The following is the result of clustering plot for SnapBuddy (axis y is mean of execution time and axis x is user ID): 
![Alt](cluster_result_data_snapBuddy1.png) </br>
The plot shows data clustering based on the mean measurement of each record. After calculating the clusters based on mean, the clustering program calculates boundaries between clusters. The boundaries are calculated as follow: first, it sorts all data inside different clusters. Then, it picks the maximum value of cluster n and the minimum value of cluster n+1. The boundary line is the average of these two numbers. In the case of **t1** as shown earlier in [Description] (https://github.com/cuplv/Discriminer/blob/master/README.md#Description), the boundary line between cluster_0 and cluster_1 is about 3.5 seconds. Considering the measurement (like time) is normal random variable, we calculate the probability of a record to assign all clusters. For this aim, we calculate **Cumulative distribution function** of normal distribution in every cluster boundaries. For example, CDF of t1 is 0.78 to be assigned to Cluster_1 and 0.22 in the case of Cluster_0. So, t1 will replicate two times with the same ID. One labeled Clsuter_0  (weighted 22) and the another labeled Cluster_1 (weighted 78). The rest of the features will be the same for both of them. In this fashion, the output of clustering procedure will be calculated and the result will be input for classification step. The output file should go into **Clustering_results** in **.csv** format. In this example, the output file will be **Clustering_results/cluster_result_snapBuddy1.csv**. 

## Learning Classifier
The classification procedure considers input file to be inside **Classification_input**. For snapBuddy example, you can issue the following command to copy the result of clustering step inside the foloder as follow:
```
cp ./Clustering_results/cluster_result_snapBuddy1.csv ./Classification_input/
```
Then, we can run classification program as following:
```
python Classify.py --filename ./Classification_input/cluster_result_snapBuddy1.csv --kfolds 20 --output
./Classification_results/snapBuddy1_decisionTree
```
--filename (specifies the input data set for classification) </br>
--kfold (specifies K in K-fold cross_validation, it is optional) </br> 
--depth (the maximum depth of tree, it is optional) 

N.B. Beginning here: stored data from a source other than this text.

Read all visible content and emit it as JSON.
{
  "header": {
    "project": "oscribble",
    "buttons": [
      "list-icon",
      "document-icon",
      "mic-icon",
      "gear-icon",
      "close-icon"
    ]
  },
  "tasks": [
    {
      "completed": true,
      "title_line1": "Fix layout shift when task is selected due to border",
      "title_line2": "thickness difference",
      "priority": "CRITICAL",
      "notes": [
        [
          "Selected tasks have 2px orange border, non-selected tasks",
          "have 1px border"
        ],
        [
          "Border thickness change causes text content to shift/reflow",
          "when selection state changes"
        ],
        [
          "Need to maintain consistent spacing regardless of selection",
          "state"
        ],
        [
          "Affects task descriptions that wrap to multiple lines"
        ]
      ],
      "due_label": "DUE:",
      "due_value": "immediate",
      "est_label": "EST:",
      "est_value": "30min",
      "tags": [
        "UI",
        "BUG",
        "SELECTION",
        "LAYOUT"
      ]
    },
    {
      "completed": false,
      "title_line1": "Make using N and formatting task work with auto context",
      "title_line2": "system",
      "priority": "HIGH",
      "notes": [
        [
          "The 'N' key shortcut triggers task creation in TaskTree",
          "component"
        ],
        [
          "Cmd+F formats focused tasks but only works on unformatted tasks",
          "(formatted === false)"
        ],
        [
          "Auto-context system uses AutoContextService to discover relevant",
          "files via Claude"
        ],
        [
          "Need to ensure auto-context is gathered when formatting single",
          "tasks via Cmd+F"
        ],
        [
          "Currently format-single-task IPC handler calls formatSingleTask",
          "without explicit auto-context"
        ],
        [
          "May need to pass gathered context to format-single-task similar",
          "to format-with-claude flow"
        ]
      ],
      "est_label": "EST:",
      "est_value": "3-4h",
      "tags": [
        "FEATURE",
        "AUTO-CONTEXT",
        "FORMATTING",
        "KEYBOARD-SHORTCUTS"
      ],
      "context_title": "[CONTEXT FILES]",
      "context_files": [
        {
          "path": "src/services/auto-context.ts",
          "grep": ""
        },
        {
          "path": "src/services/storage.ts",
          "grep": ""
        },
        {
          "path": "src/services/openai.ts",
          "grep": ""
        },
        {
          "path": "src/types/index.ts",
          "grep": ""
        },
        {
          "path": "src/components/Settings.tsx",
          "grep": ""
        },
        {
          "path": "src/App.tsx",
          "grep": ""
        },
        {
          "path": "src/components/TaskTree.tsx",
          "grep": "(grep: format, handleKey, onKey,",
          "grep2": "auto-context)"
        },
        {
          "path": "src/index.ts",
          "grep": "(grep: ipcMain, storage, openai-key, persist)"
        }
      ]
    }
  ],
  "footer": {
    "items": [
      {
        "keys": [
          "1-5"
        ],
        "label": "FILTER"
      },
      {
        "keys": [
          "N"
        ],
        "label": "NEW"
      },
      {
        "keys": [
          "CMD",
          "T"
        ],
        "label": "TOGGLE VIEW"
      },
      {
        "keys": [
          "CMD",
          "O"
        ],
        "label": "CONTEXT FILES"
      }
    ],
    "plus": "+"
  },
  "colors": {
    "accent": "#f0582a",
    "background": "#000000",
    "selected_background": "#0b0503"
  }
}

--output (specifies the name and location of output file) </br>
The output file will produce three top accurate decision trees in **.dot** format inside **Classification_results** and print out the accuracy of each tree at the end of program execution. Users can enter the following command in terminal to produce final trees:
```
dot -Tpng Classification_results/snapBuddy1_decisionTree_tree0.dot -o Classification_results/snapBuddy1_decisionTree_tree0.png 
```
And the result decision tree will look like the following (partial decision tree, see the full one inside **Classification_results**): 
![Alt](sample_decision_tree_1.png) </br>
Please note that we also use [RapidMiner](https://rapidminer.com/) to produce the output decision tree in high quality. 

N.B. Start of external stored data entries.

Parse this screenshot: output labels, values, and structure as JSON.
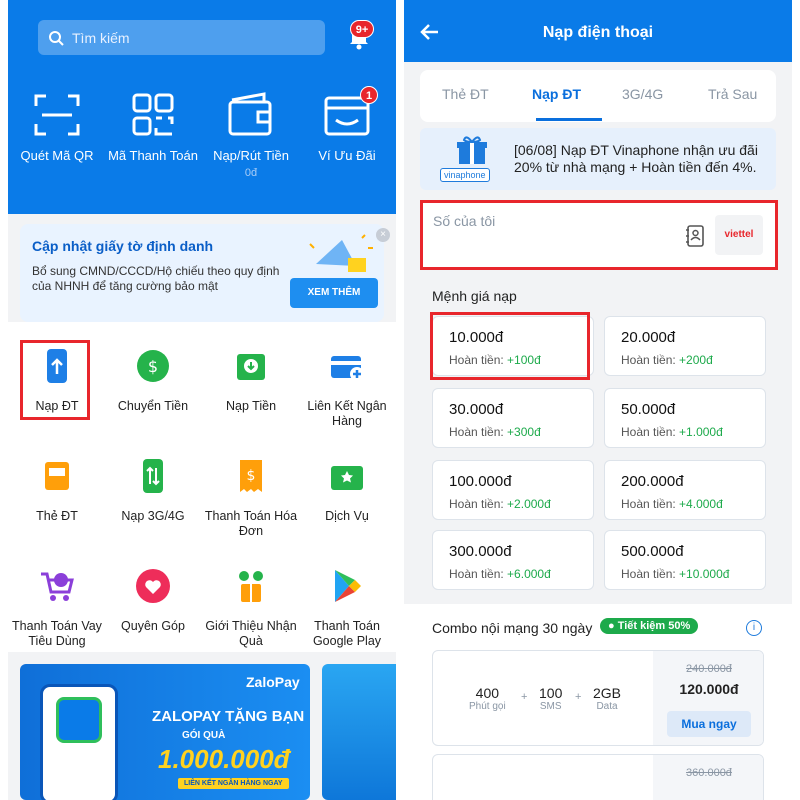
{
  "left": {
    "search_placeholder": "Tìm kiếm",
    "notification_badge": "9+",
    "quick": [
      {
        "label": "Quét Mã QR",
        "icon": "scan-qr-icon"
      },
      {
        "label": "Mã Thanh Toán",
        "icon": "payment-code-icon"
      },
      {
        "label": "Nạp/Rút Tiền",
        "sub": "0đ",
        "icon": "wallet-icon"
      },
      {
        "label": "Ví Ưu Đãi",
        "badge": "1",
        "icon": "voucher-wallet-icon"
      }
    ],
    "promo": {
      "title": "Cập nhật giấy tờ định danh",
      "text": "Bổ sung CMND/CCCD/Hộ chiếu theo quy định của NHNH để tăng cường bảo mật",
      "button": "XEM THÊM",
      "close": "×"
    },
    "services": [
      {
        "label": "Nạp ĐT",
        "icon": "phone-topup-icon"
      },
      {
        "label": "Chuyển Tiền",
        "icon": "transfer-icon"
      },
      {
        "label": "Nạp Tiền",
        "icon": "deposit-icon"
      },
      {
        "label": "Liên Kết Ngân Hàng",
        "icon": "bank-link-icon"
      },
      {
        "label": "Thẻ ĐT",
        "icon": "phone-card-icon"
      },
      {
        "label": "Nạp 3G/4G",
        "icon": "data-topup-icon"
      },
      {
        "label": "Thanh Toán Hóa Đơn",
        "icon": "bill-icon"
      },
      {
        "label": "Dịch Vụ",
        "icon": "services-icon"
      },
      {
        "label": "Thanh Toán Vay Tiêu Dùng",
        "icon": "loan-icon"
      },
      {
        "label": "Quyên Góp",
        "icon": "donate-icon"
      },
      {
        "label": "Giới Thiệu Nhận Quà",
        "icon": "referral-icon"
      },
      {
        "label": "Thanh Toán Google Play",
        "icon": "google-play-icon"
      }
    ],
    "banner": {
      "logo": "ZaloPay",
      "title": "ZALOPAY TẶNG BẠN",
      "sub": "GÓI QUÀ",
      "amount": "1.000.000đ",
      "cta": "LIÊN KẾT NGÂN HÀNG NGAY"
    }
  },
  "right": {
    "title": "Nạp điện thoại",
    "tabs": [
      "Thẻ ĐT",
      "Nạp ĐT",
      "3G/4G",
      "Trả Sau"
    ],
    "active_tab": 1,
    "promo_text": "[06/08] Nạp ĐT Vinaphone nhận ưu đãi 20% từ nhà mạng + Hoàn tiền đến 4%.",
    "promo_brand": "vinaphone",
    "phone_placeholder": "Số của tôi",
    "carrier": "viettel",
    "denom_title": "Mệnh giá nạp",
    "cashback_label": "Hoàn tiền:",
    "denoms": [
      {
        "amount": "10.000đ",
        "cashback": "+100đ"
      },
      {
        "amount": "20.000đ",
        "cashback": "+200đ"
      },
      {
        "amount": "30.000đ",
        "cashback": "+300đ"
      },
      {
        "amount": "50.000đ",
        "cashback": "+1.000đ"
      },
      {
        "amount": "100.000đ",
        "cashback": "+2.000đ"
      },
      {
        "amount": "200.000đ",
        "cashback": "+4.000đ"
      },
      {
        "amount": "300.000đ",
        "cashback": "+6.000đ"
      },
      {
        "amount": "500.000đ",
        "cashback": "+10.000đ"
      }
    ],
    "combo": {
      "title": "Combo nội mạng 30 ngày",
      "badge": "Tiết kiệm 50%",
      "info": "i",
      "minutes": "400",
      "minutes_unit": "Phút gọi",
      "sms": "100",
      "sms_unit": "SMS",
      "data": "2GB",
      "data_unit": "Data",
      "plus": "+",
      "old_price": "240.000đ",
      "new_price": "120.000đ",
      "buy": "Mua ngay",
      "old_price_2": "360.000đ"
    }
  },
  "colors": {
    "brand": "#0a7be8",
    "highlight": "#e8262c",
    "cashback": "#1daa4b"
  }
}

The decision tree can be seen as a set of discrimination formulae. For example, it says that if **"image.BufferedImageOp.filter"** is not called, then the record belongs to Cluster_0 (As it has much more samples in comparison to other clusters). The another example is the one which assigns records to last cluster namely Cluster_5. If **"image.BufferedImageOp.filter"** and **"image.OilFilterPixel"** are called, while **"lang.Math.sqrt"** is not called, then the data record should be assigned to Cluster_5.